Et Abas, éthiopien, qui vit en Grèce depuis treize ans et passe l’hiver à Athènes où il travaille dans un restaurant japonais.

Un homme dépose deux briquets Marlboro et un message sur la table du restaurant dans lequel Fatos et Abas travaillent :

« Please forgive me I am from Syria.

I am a teacher and I have 4 kids.

My house was destroyed and my eyes were damaged due to the war.

The difficult economic situation forced me to leave to

Sell these lighters to secure a living for my kids

Help me as you can

Thank you ».

[Pardonnez-moi s’il vous plaît, je suis syrien. Je suis enseignant et j’ai quatre enfants. Ma maison a été détruite et j’ai été blessé aux yeux pendant la guerre. La situation économique difficile m’a forcé à partir et à vendre ces briquets pour assurer la survie de mes enfants. Aidez-moi si vous le pouvez. Merci].

Il porte un t-shirt noir, un sac à dos et une barbe grise de quelques jours. Il vient d’Alep.

Régulièrement, tous les regards se tournent vers un roof-top des alentours. Quelqu’un vient de commander une énième bouteille de champagne servie avec des feux d’artifice.

Le briquet de l’homme d’Alep lui aussi fait de la lumière et surtout ses yeux bleus illuminés par son sourire.

Zante, Volos, Chios, Patras, Achaïa sont en flammes. Il n’y a pas assez de pompiers, pas assez de personnel dans les hôpitaux. Une caricature circule sur les réseaux sociaux : « mais pourquoi devrait-on protéger les forêts, sont-elles des touristes israéliens peut-être ? » Les policiers sont occupés à protéger les touristes qui dépensent et investissent en masse dans le pays, et à tirer sur les réfugiés qui tentent de traverser l’Égée en quête d’un pays sûr où ils viendront grossir les rangs des corps grecs et étrangers au service de l’argent et du pouvoir, dans les chantiers d’Athènes en hiver et sur les îles en été. Selon l’activiste Thomas Olsen, gérant de l’organisation Aegean Boat Report, le 11 août, les garde-côtes grecs ont ouvert le feu sur une embarcation transportant environ vingt réfugiés au large de l’île de Samos lors d’un pushback de plus. Nom du bateau : Lambro 57, ID LS-171, stationné à Samos.
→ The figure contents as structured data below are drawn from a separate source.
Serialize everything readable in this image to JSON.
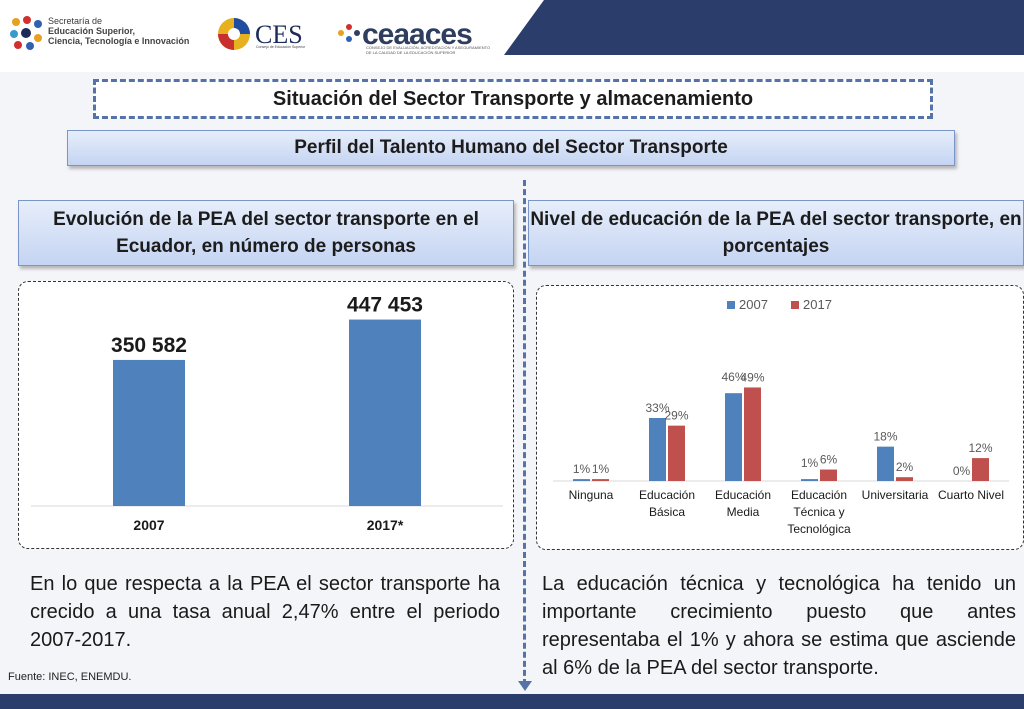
{
  "header": {
    "logo1_line1": "Secretaría de",
    "logo1_line2": "Educación Superior,",
    "logo1_line3": "Ciencia, Tecnología e Innovación",
    "ces": "CES",
    "ces_sub": "Consejo de Educación Superior",
    "ceaaces": "ceaaces",
    "ceaaces_sub": "CONSEJO DE EVALUACIÓN, ACREDITACIÓN Y ASEGURAMIENTO DE LA CALIDAD DE LA EDUCACIÓN SUPERIOR",
    "band_color": "#2a3d6b"
  },
  "main_title": "Situación del Sector Transporte y almacenamiento",
  "sub_title": "Perfil del Talento Humano del Sector Transporte",
  "left_title": "Evolución de la PEA del sector transporte en el Ecuador, en número de personas",
  "right_title": "Nivel de educación de la PEA del sector transporte, en porcentajes",
  "left_text": "En lo que respecta a la PEA el sector transporte ha crecido a una tasa anual 2,47% entre el periodo 2007-2017.",
  "right_text": "La educación técnica y tecnológica ha tenido un importante crecimiento puesto que antes representaba el 1% y ahora se estima que asciende al 6% de la PEA del sector transporte.",
  "source": "Fuente: INEC, ENEMDU.",
  "chart_data": [
    {
      "type": "bar",
      "categories": [
        "2007",
        "2017*"
      ],
      "values": [
        350582,
        447453
      ],
      "data_labels": [
        "350 582",
        "447 453"
      ],
      "ylim": [
        0,
        480000
      ],
      "color": "#4f81bd",
      "grid": false
    },
    {
      "type": "bar",
      "categories": [
        "Ninguna",
        "Educación Básica",
        "Educación Media",
        "Educación Técnica y Tecnológica",
        "Universitaria",
        "Cuarto Nivel"
      ],
      "category_lines": [
        [
          "Ninguna"
        ],
        [
          "Educación",
          "Básica"
        ],
        [
          "Educación",
          "Media"
        ],
        [
          "Educación",
          "Técnica y",
          "Tecnológica"
        ],
        [
          "Universitaria"
        ],
        [
          "Cuarto Nivel"
        ]
      ],
      "series": [
        {
          "name": "2007",
          "values": [
            1,
            33,
            46,
            1,
            18,
            0
          ],
          "labels": [
            "1%",
            "33%",
            "46%",
            "1%",
            "18%",
            "0%"
          ],
          "color": "#4f81bd"
        },
        {
          "name": "2017",
          "values": [
            1,
            29,
            49,
            6,
            2,
            12
          ],
          "labels": [
            "1%",
            "29%",
            "49%",
            "6%",
            "2%",
            "12%"
          ],
          "color": "#c0504d"
        }
      ],
      "ylim": [
        0,
        55
      ],
      "legend": "top-center",
      "grid": false
    }
  ]
}
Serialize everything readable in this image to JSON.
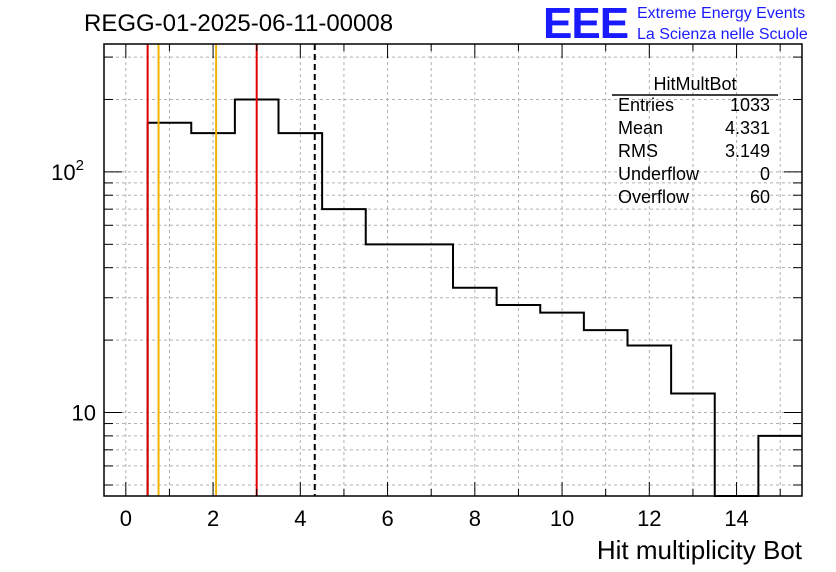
{
  "header": {
    "title": "REGG-01-2025-06-11-00008",
    "logo_text": "EEE",
    "logo_line1": "Extreme Energy Events",
    "logo_line2": "La Scienza nelle Scuole"
  },
  "colors": {
    "hist": "#000000",
    "red_line": "#e00000",
    "orange_line": "#f0b400",
    "logo": "#1a1aff"
  },
  "stats": {
    "title": "HitMultBot",
    "rows": [
      {
        "label": "Entries",
        "value": "1033"
      },
      {
        "label": "Mean",
        "value": "4.331"
      },
      {
        "label": "RMS",
        "value": "3.149"
      },
      {
        "label": "Underflow",
        "value": "0"
      },
      {
        "label": "Overflow",
        "value": "60"
      }
    ]
  },
  "chart_data": {
    "type": "histogram",
    "title": "REGG-01-2025-06-11-00008",
    "xlabel": "Hit multiplicity Bot",
    "ylabel": "",
    "log_y": true,
    "xlim": [
      -0.5,
      15.5
    ],
    "ylim": [
      4.5,
      340
    ],
    "grid": true,
    "x_ticks": [
      "0",
      "2",
      "4",
      "6",
      "8",
      "10",
      "12",
      "14"
    ],
    "y_ticks": [
      {
        "value": 10,
        "label": "10"
      },
      {
        "value": 100,
        "label": "10",
        "sup": "2"
      }
    ],
    "bin_edges": [
      0.5,
      1.5,
      2.5,
      3.5,
      4.5,
      5.5,
      7.5,
      8.5,
      9.5,
      10.5,
      11.5,
      12.5,
      13.5,
      14.5,
      15.5
    ],
    "values": [
      160,
      145,
      200,
      145,
      70,
      50,
      33,
      28,
      26,
      22,
      19,
      12,
      4,
      8
    ],
    "vertical_lines": [
      {
        "x": 0.5,
        "color": "red",
        "style": "solid"
      },
      {
        "x": 0.75,
        "color": "orange",
        "style": "solid"
      },
      {
        "x": 2.07,
        "color": "orange",
        "style": "solid"
      },
      {
        "x": 3.0,
        "color": "red",
        "style": "solid"
      },
      {
        "x": 4.331,
        "color": "black",
        "style": "dashed"
      }
    ]
  }
}
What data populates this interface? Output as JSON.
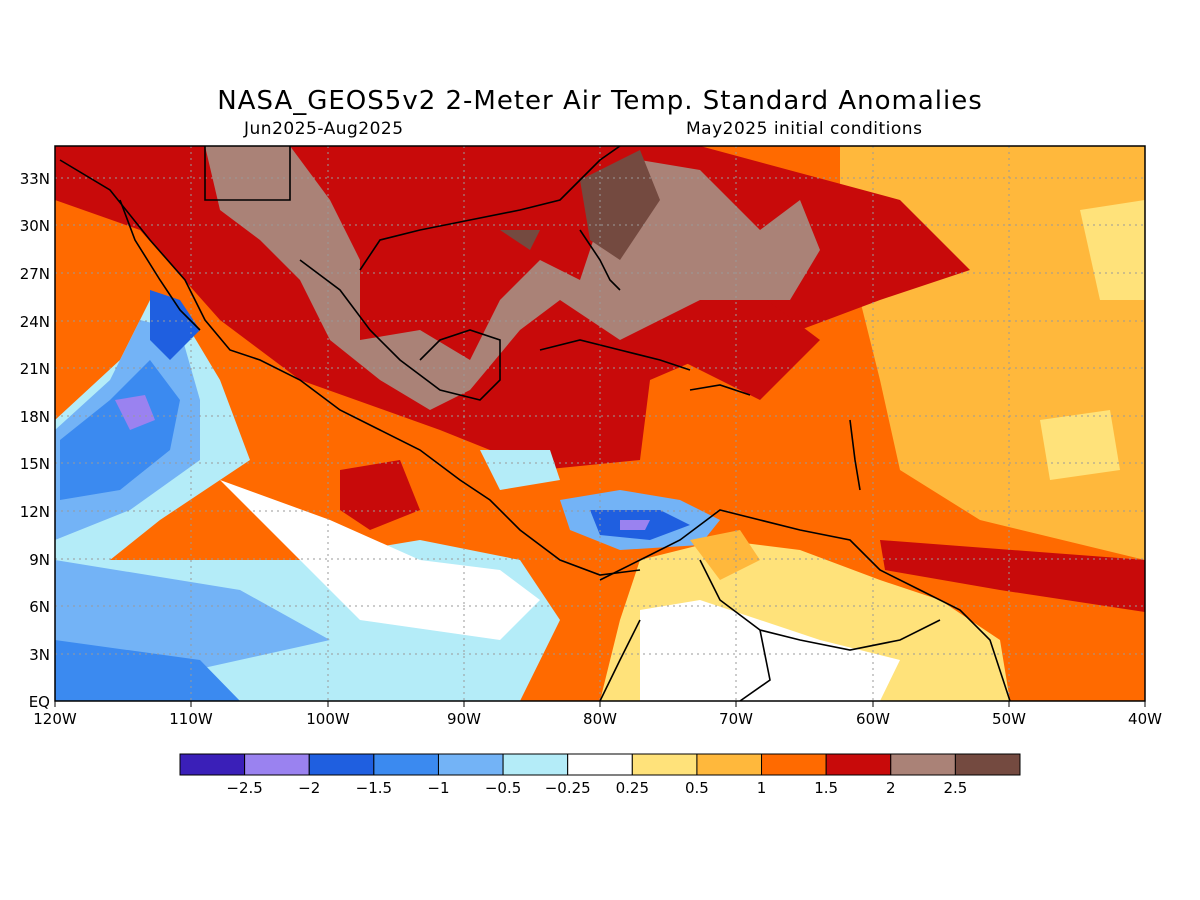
{
  "title": "NASA_GEOS5v2 2-Meter Air Temp. Standard Anomalies",
  "subtitle_left": "Jun2025-Aug2025",
  "subtitle_right": "May2025 initial conditions",
  "map": {
    "lon_range": [
      -120,
      -40
    ],
    "lat_range": [
      0,
      35
    ],
    "lat_ticks": [
      "33N",
      "30N",
      "27N",
      "24N",
      "21N",
      "18N",
      "15N",
      "12N",
      "9N",
      "6N",
      "3N",
      "EQ"
    ],
    "lon_ticks": [
      "120W",
      "110W",
      "100W",
      "90W",
      "80W",
      "70W",
      "60W",
      "50W",
      "40W"
    ],
    "grid": "dotted"
  },
  "colorbar": {
    "labels": [
      "-2.5",
      "-2",
      "-1.5",
      "-1",
      "-0.5",
      "-0.25",
      "0.25",
      "0.5",
      "1",
      "1.5",
      "2",
      "2.5"
    ],
    "colors": [
      "#3a1fb8",
      "#9a82f0",
      "#1f5fe0",
      "#3b8af0",
      "#73b3f6",
      "#b4ecf8",
      "#ffffff",
      "#ffe27a",
      "#ffb83c",
      "#ff6a00",
      "#c80a0a",
      "#aa8277",
      "#744a40"
    ]
  }
}
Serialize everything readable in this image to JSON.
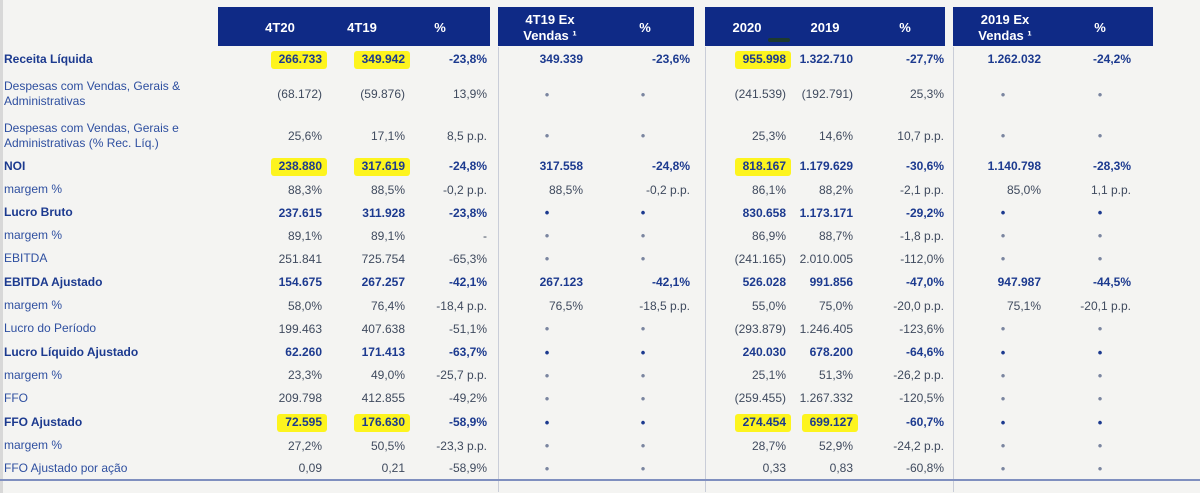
{
  "header": {
    "q_4t20": "4T20",
    "q_4t19": "4T19",
    "q_pct": "%",
    "q_ex_line1": "4T19 Ex",
    "q_ex_line2": "Vendas ¹",
    "q_ex_pct": "%",
    "y_2020": "2020",
    "y_2019": "2019",
    "y_pct": "%",
    "y_ex_line1": "2019 Ex",
    "y_ex_line2": "Vendas ¹",
    "y_ex_pct": "%"
  },
  "rows": [
    {
      "label": "Receita Líquida",
      "bold": true,
      "cells": [
        "266.733",
        "349.942",
        "-23,8%",
        "349.339",
        "-23,6%",
        "955.998",
        "1.322.710",
        "-27,7%",
        "1.262.032",
        "-24,2%"
      ],
      "highlight": [
        0,
        1,
        5
      ]
    },
    {
      "label": "Despesas com Vendas, Gerais & Administrativas",
      "bold": false,
      "cells": [
        "(68.172)",
        "(59.876)",
        "13,9%",
        "•",
        "•",
        "(241.539)",
        "(192.791)",
        "25,3%",
        "•",
        "•"
      ],
      "highlight": []
    },
    {
      "label": "Despesas com Vendas, Gerais e Administrativas (% Rec. Líq.)",
      "bold": false,
      "cells": [
        "25,6%",
        "17,1%",
        "8,5 p.p.",
        "•",
        "•",
        "25,3%",
        "14,6%",
        "10,7 p.p.",
        "•",
        "•"
      ],
      "highlight": []
    },
    {
      "label": "NOI",
      "bold": true,
      "cells": [
        "238.880",
        "317.619",
        "-24,8%",
        "317.558",
        "-24,8%",
        "818.167",
        "1.179.629",
        "-30,6%",
        "1.140.798",
        "-28,3%"
      ],
      "highlight": [
        0,
        1,
        5
      ]
    },
    {
      "label": "margem %",
      "bold": false,
      "cells": [
        "88,3%",
        "88,5%",
        "-0,2 p.p.",
        "88,5%",
        "-0,2 p.p.",
        "86,1%",
        "88,2%",
        "-2,1 p.p.",
        "85,0%",
        "1,1 p.p."
      ],
      "highlight": []
    },
    {
      "label": "Lucro Bruto",
      "bold": true,
      "cells": [
        "237.615",
        "311.928",
        "-23,8%",
        "•",
        "•",
        "830.658",
        "1.173.171",
        "-29,2%",
        "•",
        "•"
      ],
      "highlight": []
    },
    {
      "label": "margem %",
      "bold": false,
      "cells": [
        "89,1%",
        "89,1%",
        "-",
        "•",
        "•",
        "86,9%",
        "88,7%",
        "-1,8 p.p.",
        "•",
        "•"
      ],
      "highlight": []
    },
    {
      "label": "EBITDA",
      "bold": false,
      "cells": [
        "251.841",
        "725.754",
        "-65,3%",
        "•",
        "•",
        "(241.165)",
        "2.010.005",
        "-112,0%",
        "•",
        "•"
      ],
      "highlight": []
    },
    {
      "label": "EBITDA Ajustado",
      "bold": true,
      "cells": [
        "154.675",
        "267.257",
        "-42,1%",
        "267.123",
        "-42,1%",
        "526.028",
        "991.856",
        "-47,0%",
        "947.987",
        "-44,5%"
      ],
      "highlight": []
    },
    {
      "label": "margem %",
      "bold": false,
      "cells": [
        "58,0%",
        "76,4%",
        "-18,4 p.p.",
        "76,5%",
        "-18,5 p.p.",
        "55,0%",
        "75,0%",
        "-20,0 p.p.",
        "75,1%",
        "-20,1 p.p."
      ],
      "highlight": []
    },
    {
      "label": "Lucro do Período",
      "bold": false,
      "cells": [
        "199.463",
        "407.638",
        "-51,1%",
        "•",
        "•",
        "(293.879)",
        "1.246.405",
        "-123,6%",
        "•",
        "•"
      ],
      "highlight": []
    },
    {
      "label": "Lucro Líquido Ajustado",
      "bold": true,
      "cells": [
        "62.260",
        "171.413",
        "-63,7%",
        "•",
        "•",
        "240.030",
        "678.200",
        "-64,6%",
        "•",
        "•"
      ],
      "highlight": []
    },
    {
      "label": "margem %",
      "bold": false,
      "cells": [
        "23,3%",
        "49,0%",
        "-25,7 p.p.",
        "•",
        "•",
        "25,1%",
        "51,3%",
        "-26,2 p.p.",
        "•",
        "•"
      ],
      "highlight": []
    },
    {
      "label": "FFO",
      "bold": false,
      "cells": [
        "209.798",
        "412.855",
        "-49,2%",
        "•",
        "•",
        "(259.455)",
        "1.267.332",
        "-120,5%",
        "•",
        "•"
      ],
      "highlight": []
    },
    {
      "label": "FFO Ajustado",
      "bold": true,
      "cells": [
        "72.595",
        "176.630",
        "-58,9%",
        "•",
        "•",
        "274.454",
        "699.127",
        "-60,7%",
        "•",
        "•"
      ],
      "highlight": [
        0,
        1,
        5,
        6
      ]
    },
    {
      "label": "margem %",
      "bold": false,
      "cells": [
        "27,2%",
        "50,5%",
        "-23,3 p.p.",
        "•",
        "•",
        "28,7%",
        "52,9%",
        "-24,2 p.p.",
        "•",
        "•"
      ],
      "highlight": []
    },
    {
      "label": "FFO Ajustado por ação",
      "bold": false,
      "cells": [
        "0,09",
        "0,21",
        "-58,9%",
        "•",
        "•",
        "0,33",
        "0,83",
        "-60,8%",
        "•",
        "•"
      ],
      "highlight": []
    }
  ]
}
A la cafétéria d’un camping de l’île de Naxos, l’île voisine de Mykonos, un jeune homme lit la traduction grecque de La pensée de Karl Marx d’Henri Lefebvre. Deux étudiants s’embrassent sous les étoiles.

Dans le centre d’Athènes il était écrit « να ξαναβρούμε την τρυφερότητα » [retrouver la tendresse]. Dans une rue voisine, en espagnol : « ternura = revolución » [tendresse = révolution].